- Directed by: Charles A. Nichols
- Written by: Milt Schaffer Jack Huber
- Produced by: Walt Disney
- Starring: Billy Bletcher Pinto Colvig John Woodbury
- Music by: Oliver Wallace
- Production company: Walt Disney Productions
- Distributed by: RKO Radio Pictures
- Release date: December 26, 1947;
- Country: United States
- Language: English

= Pluto's Blue Note =

1947 Pluto cartoon

Pluto’s Blue Note is a 1947 animated short film produced by Walt Disney Productions that stars Pluto. The film was nominated for the 1948 Academy Award for Best Animated Short Film but lost to Warner Bros. Cartoons' Tweetie Pie.

==Plot==
Pluto wakes up to the sound of two birds singing. He tries to sing along with them but is unsuccessful, causing them to fly away annoyed. Pluto also tries to imitate the sound of a bee and cricket, but he annoys them as well, prompting the bee to hide in the flower that it was on and the cricket to jump into a hole.

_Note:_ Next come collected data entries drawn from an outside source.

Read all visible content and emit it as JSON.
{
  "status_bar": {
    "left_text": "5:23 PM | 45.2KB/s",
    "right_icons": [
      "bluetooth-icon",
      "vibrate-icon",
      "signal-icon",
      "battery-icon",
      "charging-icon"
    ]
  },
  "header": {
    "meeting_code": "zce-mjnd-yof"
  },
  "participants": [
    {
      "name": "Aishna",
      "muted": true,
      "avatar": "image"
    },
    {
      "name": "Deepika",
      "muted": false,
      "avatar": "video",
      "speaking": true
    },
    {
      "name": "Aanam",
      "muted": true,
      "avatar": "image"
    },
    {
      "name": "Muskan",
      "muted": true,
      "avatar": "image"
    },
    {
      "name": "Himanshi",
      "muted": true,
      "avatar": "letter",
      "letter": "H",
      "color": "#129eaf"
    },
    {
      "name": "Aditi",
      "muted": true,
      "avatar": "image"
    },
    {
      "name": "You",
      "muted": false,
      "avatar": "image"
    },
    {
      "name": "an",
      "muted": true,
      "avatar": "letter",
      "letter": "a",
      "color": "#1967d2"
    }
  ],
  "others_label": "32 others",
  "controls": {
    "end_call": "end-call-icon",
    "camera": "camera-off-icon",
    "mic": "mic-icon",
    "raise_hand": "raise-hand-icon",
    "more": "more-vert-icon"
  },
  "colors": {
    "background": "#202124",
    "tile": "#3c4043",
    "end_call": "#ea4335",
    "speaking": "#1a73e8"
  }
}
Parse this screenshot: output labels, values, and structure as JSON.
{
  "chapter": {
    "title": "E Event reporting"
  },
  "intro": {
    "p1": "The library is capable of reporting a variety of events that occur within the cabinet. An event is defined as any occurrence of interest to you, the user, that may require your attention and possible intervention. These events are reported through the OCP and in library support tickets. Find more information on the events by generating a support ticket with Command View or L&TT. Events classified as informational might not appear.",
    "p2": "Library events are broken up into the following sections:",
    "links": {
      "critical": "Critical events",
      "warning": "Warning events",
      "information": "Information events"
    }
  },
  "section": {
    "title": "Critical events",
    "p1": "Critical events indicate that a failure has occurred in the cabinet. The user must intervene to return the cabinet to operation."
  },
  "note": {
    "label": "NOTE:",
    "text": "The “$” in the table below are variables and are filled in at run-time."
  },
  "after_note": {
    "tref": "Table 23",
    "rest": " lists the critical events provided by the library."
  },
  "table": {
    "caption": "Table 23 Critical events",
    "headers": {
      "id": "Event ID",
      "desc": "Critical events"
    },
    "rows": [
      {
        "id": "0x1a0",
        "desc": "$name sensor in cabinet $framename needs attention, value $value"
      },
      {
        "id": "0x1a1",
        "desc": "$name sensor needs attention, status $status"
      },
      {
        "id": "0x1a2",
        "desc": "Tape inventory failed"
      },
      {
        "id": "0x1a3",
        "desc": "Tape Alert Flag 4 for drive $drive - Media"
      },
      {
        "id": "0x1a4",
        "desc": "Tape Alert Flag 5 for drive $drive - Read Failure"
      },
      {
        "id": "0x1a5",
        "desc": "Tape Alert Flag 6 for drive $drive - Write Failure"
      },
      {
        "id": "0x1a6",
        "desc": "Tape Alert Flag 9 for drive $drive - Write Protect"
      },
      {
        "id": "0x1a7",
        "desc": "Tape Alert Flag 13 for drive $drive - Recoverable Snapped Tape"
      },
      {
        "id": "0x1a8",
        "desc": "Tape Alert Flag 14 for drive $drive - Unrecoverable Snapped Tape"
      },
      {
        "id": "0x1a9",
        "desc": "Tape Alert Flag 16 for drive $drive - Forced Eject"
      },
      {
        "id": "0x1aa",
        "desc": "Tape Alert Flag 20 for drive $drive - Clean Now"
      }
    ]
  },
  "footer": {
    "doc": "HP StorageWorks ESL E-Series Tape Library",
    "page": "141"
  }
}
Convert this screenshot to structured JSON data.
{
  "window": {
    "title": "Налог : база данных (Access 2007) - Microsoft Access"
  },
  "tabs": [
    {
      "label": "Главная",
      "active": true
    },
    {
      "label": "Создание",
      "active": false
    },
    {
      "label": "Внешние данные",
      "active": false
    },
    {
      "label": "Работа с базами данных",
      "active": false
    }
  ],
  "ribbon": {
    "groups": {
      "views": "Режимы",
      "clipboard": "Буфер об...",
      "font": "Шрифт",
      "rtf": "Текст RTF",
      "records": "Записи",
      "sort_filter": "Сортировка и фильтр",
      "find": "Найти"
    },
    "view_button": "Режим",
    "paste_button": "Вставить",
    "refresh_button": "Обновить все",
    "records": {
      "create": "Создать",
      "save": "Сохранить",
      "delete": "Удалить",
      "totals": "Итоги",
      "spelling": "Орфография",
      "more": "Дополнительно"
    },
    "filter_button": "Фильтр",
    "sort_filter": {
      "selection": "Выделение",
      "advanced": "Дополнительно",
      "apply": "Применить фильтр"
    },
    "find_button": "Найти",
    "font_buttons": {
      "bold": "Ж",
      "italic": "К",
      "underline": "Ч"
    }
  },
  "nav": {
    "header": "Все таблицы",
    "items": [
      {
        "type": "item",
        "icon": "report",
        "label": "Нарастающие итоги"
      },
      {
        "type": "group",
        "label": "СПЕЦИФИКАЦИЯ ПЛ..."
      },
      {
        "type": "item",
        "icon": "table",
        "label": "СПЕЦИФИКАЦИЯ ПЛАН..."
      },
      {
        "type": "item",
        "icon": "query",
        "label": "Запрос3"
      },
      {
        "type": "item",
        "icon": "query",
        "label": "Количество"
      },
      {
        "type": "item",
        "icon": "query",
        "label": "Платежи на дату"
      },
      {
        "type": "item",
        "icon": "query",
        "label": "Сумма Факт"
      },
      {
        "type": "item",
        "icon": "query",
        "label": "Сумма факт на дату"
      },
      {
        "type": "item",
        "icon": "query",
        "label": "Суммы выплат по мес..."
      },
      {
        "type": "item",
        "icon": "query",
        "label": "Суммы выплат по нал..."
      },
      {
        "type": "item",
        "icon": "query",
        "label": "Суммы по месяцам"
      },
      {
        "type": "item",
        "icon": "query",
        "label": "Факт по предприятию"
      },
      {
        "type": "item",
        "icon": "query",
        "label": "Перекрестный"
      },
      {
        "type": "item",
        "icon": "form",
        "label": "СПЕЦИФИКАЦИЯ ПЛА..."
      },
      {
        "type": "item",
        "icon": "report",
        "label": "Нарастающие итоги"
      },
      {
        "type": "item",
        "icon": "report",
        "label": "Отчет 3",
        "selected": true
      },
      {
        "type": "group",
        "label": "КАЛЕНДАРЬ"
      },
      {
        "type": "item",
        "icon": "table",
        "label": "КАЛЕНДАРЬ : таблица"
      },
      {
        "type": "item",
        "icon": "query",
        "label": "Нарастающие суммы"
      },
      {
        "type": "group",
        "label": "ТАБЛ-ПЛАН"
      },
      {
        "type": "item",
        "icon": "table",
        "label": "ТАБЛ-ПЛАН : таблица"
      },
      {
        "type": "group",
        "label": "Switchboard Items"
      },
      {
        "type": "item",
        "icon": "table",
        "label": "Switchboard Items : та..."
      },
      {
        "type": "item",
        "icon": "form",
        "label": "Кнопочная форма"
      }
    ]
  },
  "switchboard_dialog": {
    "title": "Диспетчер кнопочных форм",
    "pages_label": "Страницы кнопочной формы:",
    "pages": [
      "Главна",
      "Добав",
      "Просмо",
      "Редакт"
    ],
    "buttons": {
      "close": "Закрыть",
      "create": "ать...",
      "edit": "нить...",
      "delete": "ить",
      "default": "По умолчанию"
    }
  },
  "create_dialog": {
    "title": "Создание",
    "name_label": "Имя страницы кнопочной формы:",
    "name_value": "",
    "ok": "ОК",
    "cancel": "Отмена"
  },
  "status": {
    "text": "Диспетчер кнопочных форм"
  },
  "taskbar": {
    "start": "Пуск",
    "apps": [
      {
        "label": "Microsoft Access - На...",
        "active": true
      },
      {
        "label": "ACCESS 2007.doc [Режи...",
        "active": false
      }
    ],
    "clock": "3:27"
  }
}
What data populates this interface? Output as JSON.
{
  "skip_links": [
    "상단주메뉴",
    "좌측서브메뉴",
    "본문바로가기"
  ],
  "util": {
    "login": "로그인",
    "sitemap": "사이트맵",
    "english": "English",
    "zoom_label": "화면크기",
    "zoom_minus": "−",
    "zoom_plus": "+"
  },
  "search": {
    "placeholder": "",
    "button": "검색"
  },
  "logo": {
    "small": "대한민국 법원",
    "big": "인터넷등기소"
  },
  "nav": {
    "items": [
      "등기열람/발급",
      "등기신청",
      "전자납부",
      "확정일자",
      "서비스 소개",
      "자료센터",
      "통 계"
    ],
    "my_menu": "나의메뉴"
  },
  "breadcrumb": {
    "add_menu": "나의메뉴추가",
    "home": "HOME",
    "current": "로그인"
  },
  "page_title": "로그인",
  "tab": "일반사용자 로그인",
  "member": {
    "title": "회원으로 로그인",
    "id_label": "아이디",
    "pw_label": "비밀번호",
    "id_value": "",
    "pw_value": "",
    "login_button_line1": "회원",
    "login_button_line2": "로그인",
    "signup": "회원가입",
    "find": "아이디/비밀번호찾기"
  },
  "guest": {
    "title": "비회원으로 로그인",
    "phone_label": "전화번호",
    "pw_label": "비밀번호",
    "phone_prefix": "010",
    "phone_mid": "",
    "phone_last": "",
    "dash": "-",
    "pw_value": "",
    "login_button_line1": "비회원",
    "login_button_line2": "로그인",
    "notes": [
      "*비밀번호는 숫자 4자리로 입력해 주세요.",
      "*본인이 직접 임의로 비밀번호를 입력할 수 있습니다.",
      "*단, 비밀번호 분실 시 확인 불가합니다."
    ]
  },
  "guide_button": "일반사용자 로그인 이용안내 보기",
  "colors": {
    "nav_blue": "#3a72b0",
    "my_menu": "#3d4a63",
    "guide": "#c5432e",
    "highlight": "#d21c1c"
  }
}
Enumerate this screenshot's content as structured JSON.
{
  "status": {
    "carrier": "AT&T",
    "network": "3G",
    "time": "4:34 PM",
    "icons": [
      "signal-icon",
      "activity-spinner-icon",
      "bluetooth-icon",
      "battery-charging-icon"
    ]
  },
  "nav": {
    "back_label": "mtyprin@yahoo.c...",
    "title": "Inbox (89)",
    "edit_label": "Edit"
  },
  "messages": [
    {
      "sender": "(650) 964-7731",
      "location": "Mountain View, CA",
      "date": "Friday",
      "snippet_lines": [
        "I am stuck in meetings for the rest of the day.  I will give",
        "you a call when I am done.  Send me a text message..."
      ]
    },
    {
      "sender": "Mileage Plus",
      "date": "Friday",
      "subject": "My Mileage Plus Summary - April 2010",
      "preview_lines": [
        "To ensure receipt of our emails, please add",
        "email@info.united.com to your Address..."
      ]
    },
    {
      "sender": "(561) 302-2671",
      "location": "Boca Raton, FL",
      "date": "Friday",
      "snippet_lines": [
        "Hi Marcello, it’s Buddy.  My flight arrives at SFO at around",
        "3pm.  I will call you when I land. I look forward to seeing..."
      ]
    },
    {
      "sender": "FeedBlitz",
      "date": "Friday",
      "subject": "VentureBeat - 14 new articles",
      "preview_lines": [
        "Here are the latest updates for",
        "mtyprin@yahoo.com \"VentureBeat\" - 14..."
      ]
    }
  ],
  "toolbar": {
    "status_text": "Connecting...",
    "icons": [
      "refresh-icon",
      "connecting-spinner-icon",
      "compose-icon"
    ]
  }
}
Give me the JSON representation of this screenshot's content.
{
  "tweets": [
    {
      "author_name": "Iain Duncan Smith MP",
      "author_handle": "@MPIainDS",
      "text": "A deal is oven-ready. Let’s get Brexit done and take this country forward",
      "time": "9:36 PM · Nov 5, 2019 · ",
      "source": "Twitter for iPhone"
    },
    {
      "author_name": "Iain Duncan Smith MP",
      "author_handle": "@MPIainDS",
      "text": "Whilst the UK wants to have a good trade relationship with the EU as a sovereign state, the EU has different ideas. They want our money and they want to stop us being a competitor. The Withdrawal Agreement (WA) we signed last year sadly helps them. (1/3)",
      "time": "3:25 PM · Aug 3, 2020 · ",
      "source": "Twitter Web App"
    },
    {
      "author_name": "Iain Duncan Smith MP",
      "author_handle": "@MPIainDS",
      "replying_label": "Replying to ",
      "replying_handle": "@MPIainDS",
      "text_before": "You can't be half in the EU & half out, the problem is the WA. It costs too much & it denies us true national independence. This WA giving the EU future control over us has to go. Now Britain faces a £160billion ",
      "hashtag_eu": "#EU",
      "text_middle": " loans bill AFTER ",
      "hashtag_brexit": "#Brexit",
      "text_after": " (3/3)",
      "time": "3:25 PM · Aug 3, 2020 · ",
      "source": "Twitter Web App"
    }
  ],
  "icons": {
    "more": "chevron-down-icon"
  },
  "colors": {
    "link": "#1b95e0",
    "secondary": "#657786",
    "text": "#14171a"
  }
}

Pluto then hears the sound of a radio beating at a nearby music store and discovers that he can emulate it by pounding his tail on the ground. However, the store proprietor turns it off and takes it inside just as Pluto begins enjoying himself. Seeing it in the back of the store, Pluto attempts to sneak inside to play the radio some more, but at one point, he had to hide when the proprietor comes by. As the proprietor puts an "Out to Lunch" sign on the door, he closes the door behind him and leaves. With the store now left unoccupied, Pluto safely approaches the radio, but when he turns it on, no music plays. He accidentally turns on a record player and discovers that his tail can function like a record player's stylus, to which music comes out of his mouth when his tail is on the spinning record. Pluto then decides to take the record player back to his doghouse to play music with it. As the record player plays a song, he mimics the singing voice coming from the record player to make it look like he's the one singing. His tactic gets the attention of a group of female dogs (with Fifi and Dinah being among them), as well as the birds, bee, and cricket that he previously annoyed, who are all very impressed by his "singing". Close to the end, his tail comes out the record player, which causes the song to get stuck and prompting him to quickly put his tail back on the record as he finishes the song, causing the female dogs to faint from a happy shock.

==Home media==
The short was released on December 19, 2006 on Walt Disney Treasures: The Complete Pluto, Volume Two.

It was also released on the Walt Disney's Classic Cartoon Favorites DVD.